The proposal depended on Facebook higher-ups being “comfortable with the principle of different values for different reaction types,” the documents said. This would have been an easy fix, the Facebook employee said, with “fewer policy concerns” than a technically challenging attempt to identify toxic comments.
But at the last minute, the proposal to expand those measures worldwide was nixed.
“The voice of caution won out by not trying to distinguish different reaction types and hence different emotions,” a staffer later wrote.
Later that year, as part of a debate over how to adjust the algorithm to stop amplifying content that might subvert democratic norms, the proposal to value angry emoji reactions less was again floated. Another staffer proposed removing the button altogether. But again, the weightings remained in place.
Finally, last year, the flood of evidence broke through the dam. Additional research had found that users consistently didn’t like it when their posts received “angry” reactions, whether from friends or random people, according to the documents. Facebook cut the weight of all the reactions to one and a half times that of a like.
That September, Facebook finally stopped using the angry reaction as a signal of what its users wanted and cut its weight to zero, taking it out of the equation, the documents show. Its weight is still zero, Facebook’s Lever said. At the same time, it boosted “love” and “sad” to be worth two likes.
It was part of a broader fine-tuning of signals. For example, single-character comments would no longer count. Until that change was made, a comment just saying “yes” or “.” — tactics often used to game the system and appear higher in the news feed — had counted as 15 times the value of a like.
“Like any optimization, there’s going to be some ways that it gets exploited or taken advantage of,” Lars Backstrom, a vice president of engineering at Facebook, said in an emailed statement. “That’s why we have an integrity team that is trying to track those down and figure out how to mitigate them as efficiently as possible.”
But time and again, Facebook made adjustments to weightings after they had caused harm. Facebook wanted to encourage users to stream live video, which it favored over photo and text posts, so its weight could go as high as 600 times. That had helped cause “ultra-rapid virality for several low quality viral videos,” a document said. Live videos on Facebook played a big role in political events, including both the racial justice protests last year after the killing of George Floyd and the riot at the U.S. Capitol on Jan. 6.

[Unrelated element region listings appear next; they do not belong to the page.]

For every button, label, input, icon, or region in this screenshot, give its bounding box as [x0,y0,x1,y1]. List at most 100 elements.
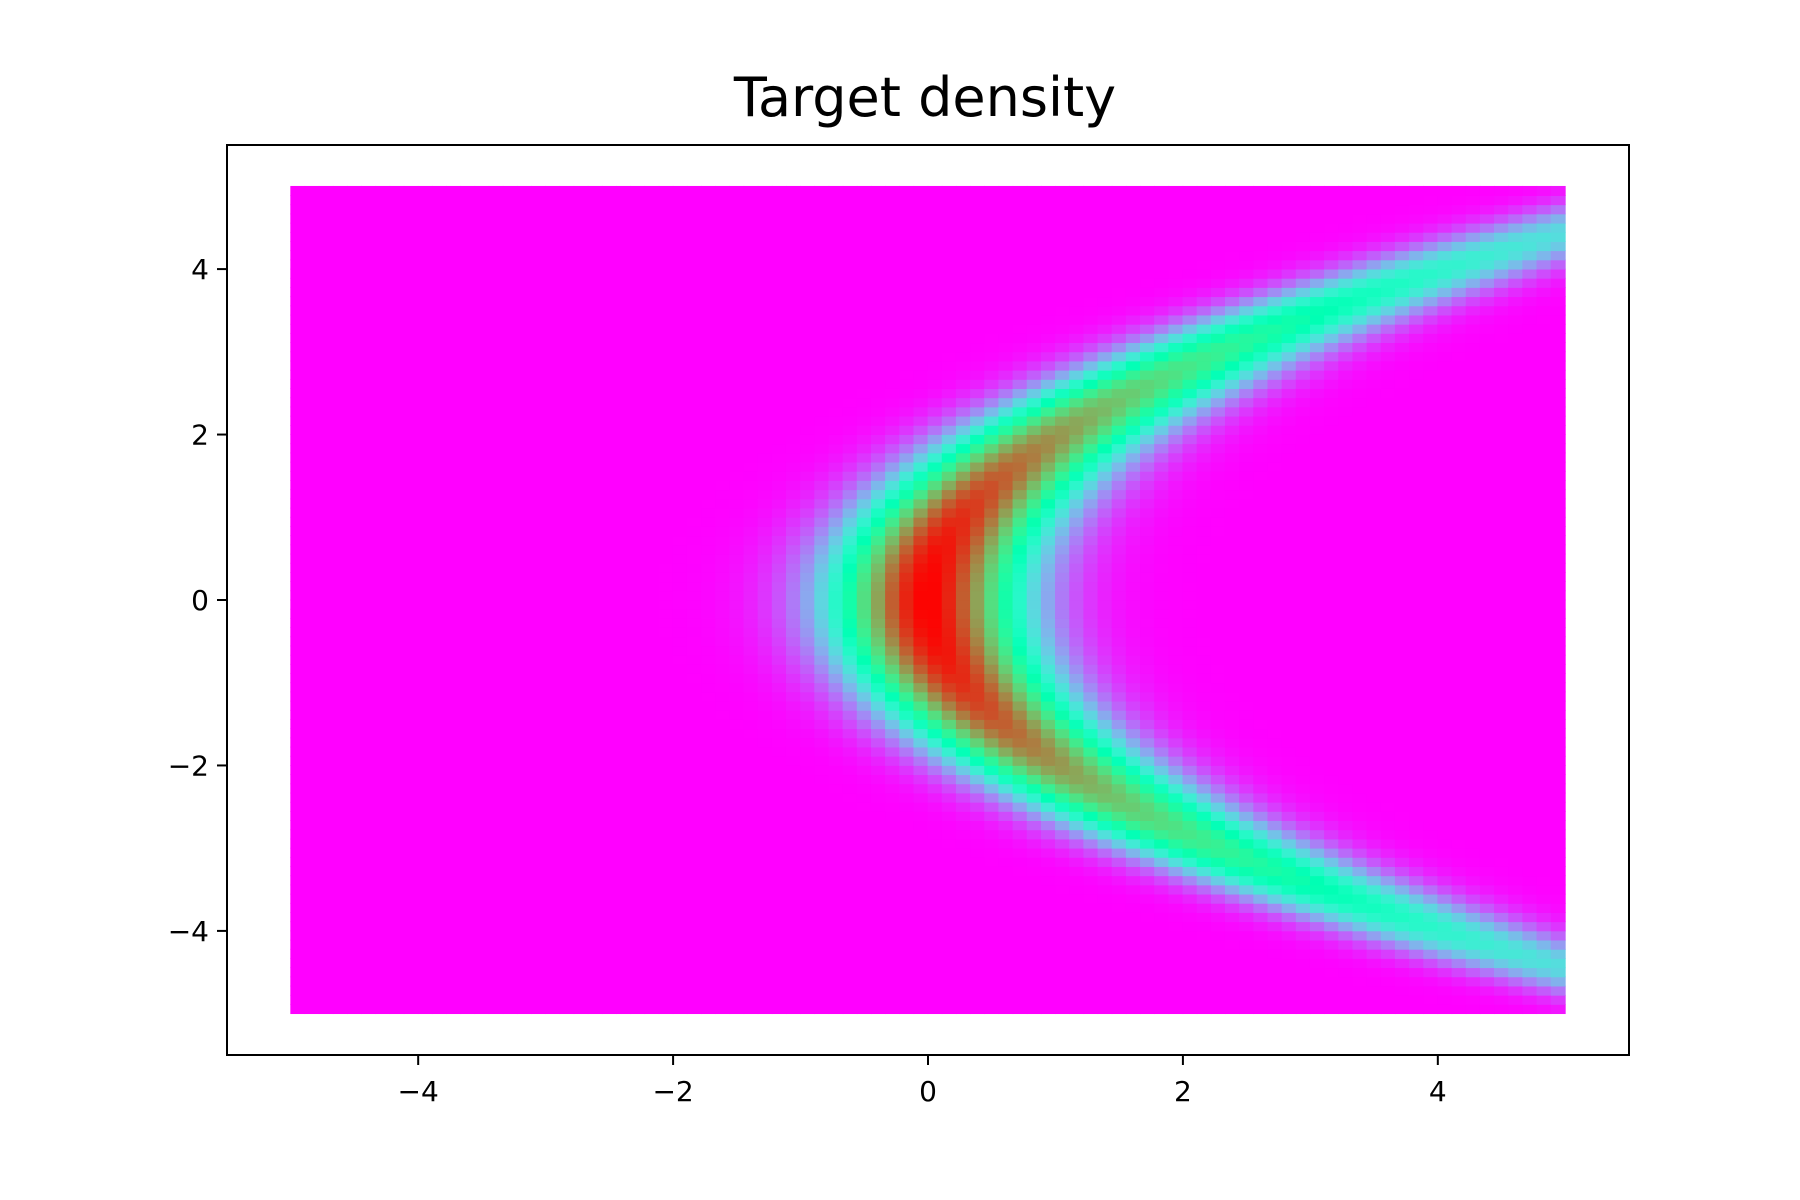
heatmap-cell [658,204,674,215]
heatmap-cell [502,461,518,472]
heatmap-cell [290,719,306,730]
heatmap-cell [970,636,986,647]
heatmap-cell [658,461,674,472]
heatmap-cell [559,489,575,500]
heatmap-cell [785,801,801,812]
heatmap-cell [899,902,915,913]
heatmap-cell [1040,231,1056,242]
heatmap-cell [1055,526,1071,537]
heatmap-cell [573,994,589,1005]
heatmap-cell [715,507,731,518]
heatmap-cell [488,719,504,730]
heatmap-cell [644,939,660,950]
heatmap-cell [941,250,957,261]
heatmap-cell [502,250,518,261]
heatmap-cell [842,424,858,435]
heatmap-cell [856,415,872,426]
heatmap-cell [658,765,674,776]
heatmap-cell [814,498,830,509]
heatmap-cell [318,305,334,316]
heatmap-cell [446,856,462,867]
heatmap-cell [941,314,957,325]
heatmap-cell [970,958,986,969]
heatmap-cell [346,801,362,812]
heatmap-cell [800,948,816,959]
heatmap-cell [616,994,631,1005]
heatmap-cell [545,765,561,776]
heatmap-cell [885,323,901,334]
heatmap-cell [658,636,674,647]
heatmap-cell [899,185,915,196]
heatmap-cell [304,222,320,233]
heatmap-cell [913,397,929,408]
heatmap-cell [1055,820,1071,831]
heatmap-cell [446,985,462,996]
heatmap-cell [587,673,603,684]
heatmap-cell [1026,342,1042,353]
heatmap-cell [290,617,306,628]
heatmap-cell [970,645,986,656]
heatmap-cell [814,663,830,674]
heatmap-cell [998,277,1014,288]
heatmap-cell [828,443,844,454]
heatmap-cell [460,994,476,1005]
heatmap-cell [644,654,660,665]
heatmap-cell [502,783,518,794]
heatmap-cell [672,691,688,702]
heatmap-cell [630,847,646,858]
heatmap-cell [332,691,348,702]
heatmap-cell [587,719,603,730]
heatmap-cell [941,608,957,619]
heatmap-cell [856,838,872,849]
heatmap-cell [870,342,886,353]
heatmap-cell [630,287,646,298]
heatmap-cell [318,746,334,757]
heatmap-cell [531,994,547,1005]
heatmap-cell [361,498,377,509]
heatmap-cell [573,452,589,463]
heatmap-cell [743,351,759,362]
heatmap-cell [375,287,391,298]
heatmap-cell [304,461,320,472]
heatmap-cell [856,948,872,959]
heatmap-cell [474,939,490,950]
heatmap-cell [814,765,830,776]
heatmap-cell [913,719,929,730]
heatmap-cell [885,921,901,932]
heatmap-cell [361,930,377,941]
heatmap-cell [573,847,589,858]
heatmap-cell [800,470,816,481]
heatmap-cell [800,673,816,684]
heatmap-cell [899,847,915,858]
heatmap-cell [389,581,405,592]
heatmap-cell [899,535,915,546]
heatmap-cell [998,958,1014,969]
heatmap-cell [488,985,504,996]
heatmap-cell [771,507,787,518]
heatmap-cell [616,608,631,619]
heatmap-cell [729,360,745,371]
heatmap-cell [1012,709,1028,720]
heatmap-cell [955,231,971,242]
heatmap-cell [686,976,702,987]
heatmap-cell [870,277,886,288]
heatmap-cell [701,728,716,739]
heatmap-cell [559,709,575,720]
heatmap-cell [785,231,801,242]
heatmap-cell [361,516,377,527]
heatmap-cell [715,893,731,904]
heatmap-cell [927,691,943,702]
heatmap-cell [573,939,589,950]
heatmap-cell [332,728,348,739]
heatmap-cell [417,608,433,619]
heatmap-cell [686,866,702,877]
heatmap-cell [1040,884,1056,895]
heatmap-cell [785,470,801,481]
heatmap-cell [785,1004,801,1015]
heatmap-cell [531,884,547,895]
heatmap-cell [474,415,490,426]
heatmap-cell [446,452,462,463]
heatmap-cell [899,774,915,785]
heatmap-cell [1026,976,1042,987]
heatmap-cell [318,470,334,481]
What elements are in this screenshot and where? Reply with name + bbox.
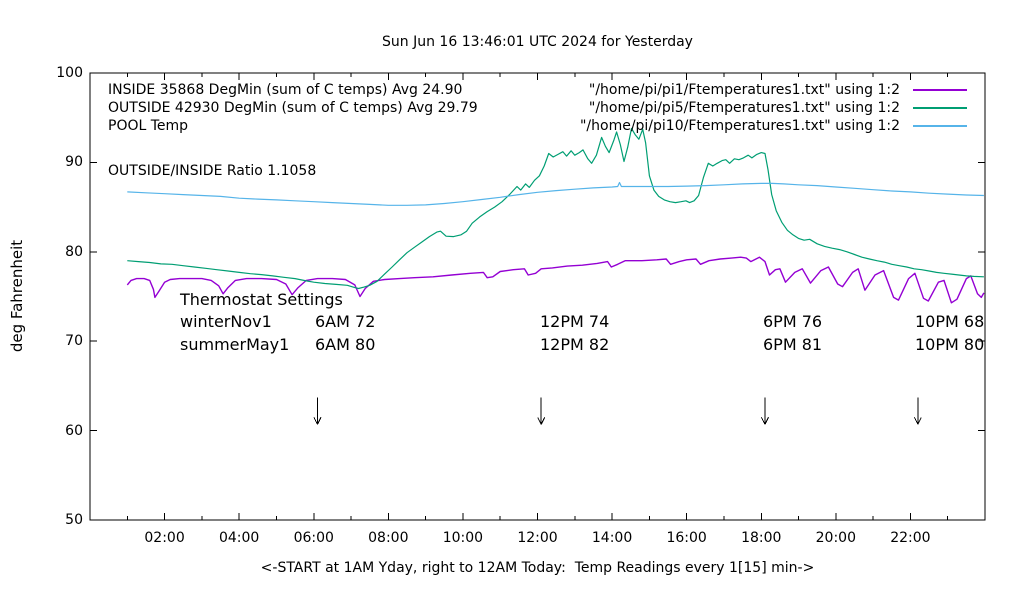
x-tick-label: 20:00 xyxy=(815,530,856,546)
down-arrow xyxy=(540,417,546,425)
down-arrow xyxy=(313,417,318,425)
legend-file-inside: "/home/pi/pi1/Ftemperatures1.txt" using … xyxy=(588,82,900,98)
thermostat-cell: 12PM 82 xyxy=(540,335,610,354)
x-tick-label: 06:00 xyxy=(293,530,334,546)
series-line-1 xyxy=(127,127,984,290)
x-tick-label: 02:00 xyxy=(144,530,185,546)
legend-file-pool: "/home/pi/pi10/Ftemperatures1.txt" using… xyxy=(579,118,900,134)
thermostat-cell: 6AM 72 xyxy=(315,312,376,331)
thermostat-cell: 6PM 76 xyxy=(763,312,823,331)
series-line-2 xyxy=(127,181,984,206)
y-tick-label: 70 xyxy=(65,333,83,350)
down-arrow xyxy=(761,417,766,425)
series-line-0 xyxy=(126,256,985,304)
down-arrow xyxy=(917,417,922,425)
thermostat-cell: 10PM 80 xyxy=(915,335,985,354)
x-tick-label: 22:00 xyxy=(890,530,931,546)
x-tick-label: 16:00 xyxy=(666,530,707,546)
down-arrow xyxy=(764,417,769,425)
legend-label-outside: OUTSIDE 42930 DegMin (sum of C temps) Av… xyxy=(108,100,478,116)
y-tick-label: 50 xyxy=(65,512,83,528)
x-tick-label: 10:00 xyxy=(442,530,484,546)
legend-file-outside: "/home/pi/pi5/Ftemperatures1.txt" using … xyxy=(588,100,900,116)
thermostat-cell: 12PM 74 xyxy=(540,312,610,331)
down-arrow xyxy=(537,417,542,425)
x-tick-label: 08:00 xyxy=(368,530,409,546)
thermostat-title: Thermostat Settings xyxy=(180,290,343,309)
y-tick-label: 80 xyxy=(65,243,83,260)
down-arrow xyxy=(913,417,919,425)
x-tick-label: 12:00 xyxy=(517,530,558,546)
legend-label-inside: INSIDE 35868 DegMin (sum of C temps) Avg… xyxy=(108,82,463,98)
thermostat-cell: summerMay1 xyxy=(180,335,290,354)
down-arrow xyxy=(317,417,322,425)
x-tick-label: 18:00 xyxy=(741,530,782,546)
y-axis-title: deg Fahrenheit xyxy=(8,239,26,353)
y-tick-label: 60 xyxy=(65,422,83,439)
thermostat-cell: 6AM 80 xyxy=(315,335,376,354)
outside-inside-ratio: OUTSIDE/INSIDE Ratio 1.1058 xyxy=(108,163,317,179)
thermostat-cell: 6PM 81 xyxy=(763,335,823,354)
chart-title: Sun Jun 16 13:46:01 UTC 2024 for Yesterd… xyxy=(382,34,693,50)
x-tick-label: 14:00 xyxy=(591,530,633,546)
thermostat-cell: 10PM 68 xyxy=(915,312,985,331)
y-tick-label: 90 xyxy=(65,154,83,171)
y-tick-label: 100 xyxy=(56,65,83,81)
legend-label-pool: POOL Temp xyxy=(108,118,189,134)
x-tick-label: 04:00 xyxy=(218,530,260,546)
x-axis-title: <-START at 1AM Yday, right to 12AM Today… xyxy=(260,560,815,576)
thermostat-cell: winterNov1 xyxy=(180,312,272,331)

Immediately after the riot, Facebook frantically enacted its “Break the Glass” measures on safety efforts it had previously undone — including to cap the weight on live videos at only 60. Facebook didn’t respond to requests for comment about the weighting on live videos.
When Facebook finally set the weight on the angry reaction to zero, users began to get less misinformation, less “disturbing” content and less “graphic violence,” company data scientists found. As it turned out, after years of advocacy and pushback, there wasn’t a trade-off after all. According to one of the documents, users’ level of activity on Facebook was unaffected.
correction
An experiment that sought to manipulate the emotional valence of posts shown in users’ feeds to be more positive or more negative, and then observed whether their own posts changed to match those moods, took place in 2012, not 2014. It was published in 2014. This article has been corrected.